Penawaran yang diajukan PT MMS tertanggal 5 Maret 2019, bernilai Rp16,464 milyar. Supaya PT MMS muncul sebagai pemenang jasa konsultansi pensertipikatan HPL di Perumda Pasar Jaya, maka nilai penawaran PT BMS dan PT BSM harus lebih tinggi.

Pihak PT tanggal 21 Maret 2019 mengajukan dokumen penawaran dan mencantumkan nilai Rp 17,36 M. Pada hari yang bersamaan, pihak PT BMS mengajukan dokumen penawaran jasa yang sama dengan nilai Rp18,14 milyar. Kedua perusahaan pembanding itu menawarkan harga yang lebih tinggi dari HPS. Berdasarkan pembandingan nilai yang ditawarkan, akirnya PT MMS.memenangkan pekerjaan jasa konsultasi yang ditawarkan.

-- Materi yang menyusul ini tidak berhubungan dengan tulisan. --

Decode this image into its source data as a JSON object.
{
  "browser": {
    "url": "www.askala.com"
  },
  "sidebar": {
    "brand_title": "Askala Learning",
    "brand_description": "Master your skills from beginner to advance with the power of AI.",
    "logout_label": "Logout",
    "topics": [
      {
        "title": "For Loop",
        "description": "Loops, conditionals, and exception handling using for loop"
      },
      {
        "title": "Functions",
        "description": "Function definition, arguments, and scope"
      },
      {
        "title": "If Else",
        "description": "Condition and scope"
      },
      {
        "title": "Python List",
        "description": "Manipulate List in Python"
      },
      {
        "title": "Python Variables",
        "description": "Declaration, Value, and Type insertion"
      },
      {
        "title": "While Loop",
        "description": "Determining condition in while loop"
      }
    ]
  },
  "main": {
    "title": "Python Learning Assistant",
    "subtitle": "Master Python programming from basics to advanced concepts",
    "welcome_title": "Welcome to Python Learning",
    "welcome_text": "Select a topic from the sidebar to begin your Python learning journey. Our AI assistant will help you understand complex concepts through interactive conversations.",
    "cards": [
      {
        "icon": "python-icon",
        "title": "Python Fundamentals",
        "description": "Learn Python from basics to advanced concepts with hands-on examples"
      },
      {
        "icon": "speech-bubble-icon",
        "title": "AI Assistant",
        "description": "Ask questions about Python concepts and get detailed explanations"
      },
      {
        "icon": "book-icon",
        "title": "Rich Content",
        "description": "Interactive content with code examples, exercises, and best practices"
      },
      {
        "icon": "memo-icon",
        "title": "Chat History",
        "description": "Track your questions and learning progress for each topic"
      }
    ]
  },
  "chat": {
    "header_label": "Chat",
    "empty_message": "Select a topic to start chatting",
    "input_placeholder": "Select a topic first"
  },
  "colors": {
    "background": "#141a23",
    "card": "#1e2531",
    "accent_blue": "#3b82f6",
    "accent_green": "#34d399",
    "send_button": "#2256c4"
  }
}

Direksi Perumda Pasar Jaya kemudian menunjuk PT MMS dan membuat Perjanjian Jasa Konsultasi No 305/1.711 tertanggal 12 Juli 2019. Isinya menyebutkan PT MMS harus mengurus sertifikasi HPL atas nama ‘Pemprov DKI Jakarta’ terhadap 63 lahan yang dikelola Perumda Pasar Jaya. Nilai kontrak keseluruhan Rp 16,33 M, sudah termasuk pajak pertambahan nilai sebesar 10 persen.

Dalam perjanjian awal disepakati bahwa pekerjaan sertipikasi itu diselesaikan selama tujuh bulan, sampai 31 Desember 2019. Belakangan dibuat addendum No 1146/1.711 tertanggal 5 Desember 2019, isinya mengubah nama pada sertifikat HPL dari ‘Pemprov DKI Jakarta’ menjadi ‘Perumda Pasar Jaya’.

Entah apa alasannya, tepat pada Tahun Baru 1 Januari 2020, dibuat lagi addendum dengan nomor 1270/1.711, isinya memperpanjang jangka waktu kontrak yang semulai hanya sampai dengan 31 Desember 2019 menjadi 31 Agustus 2020. Ternyata pekerjaan itu tidak terselesaikan pada waktunya, sehingga dibuat addendum ketiga antara Perumda Pasar Jaya dengan PT MMS, bernomor 678/1.711 tertanggal 1 September 2020, isinya memperpanjang waktu kontrak setahun sampai dengan 31 Agustus 2021.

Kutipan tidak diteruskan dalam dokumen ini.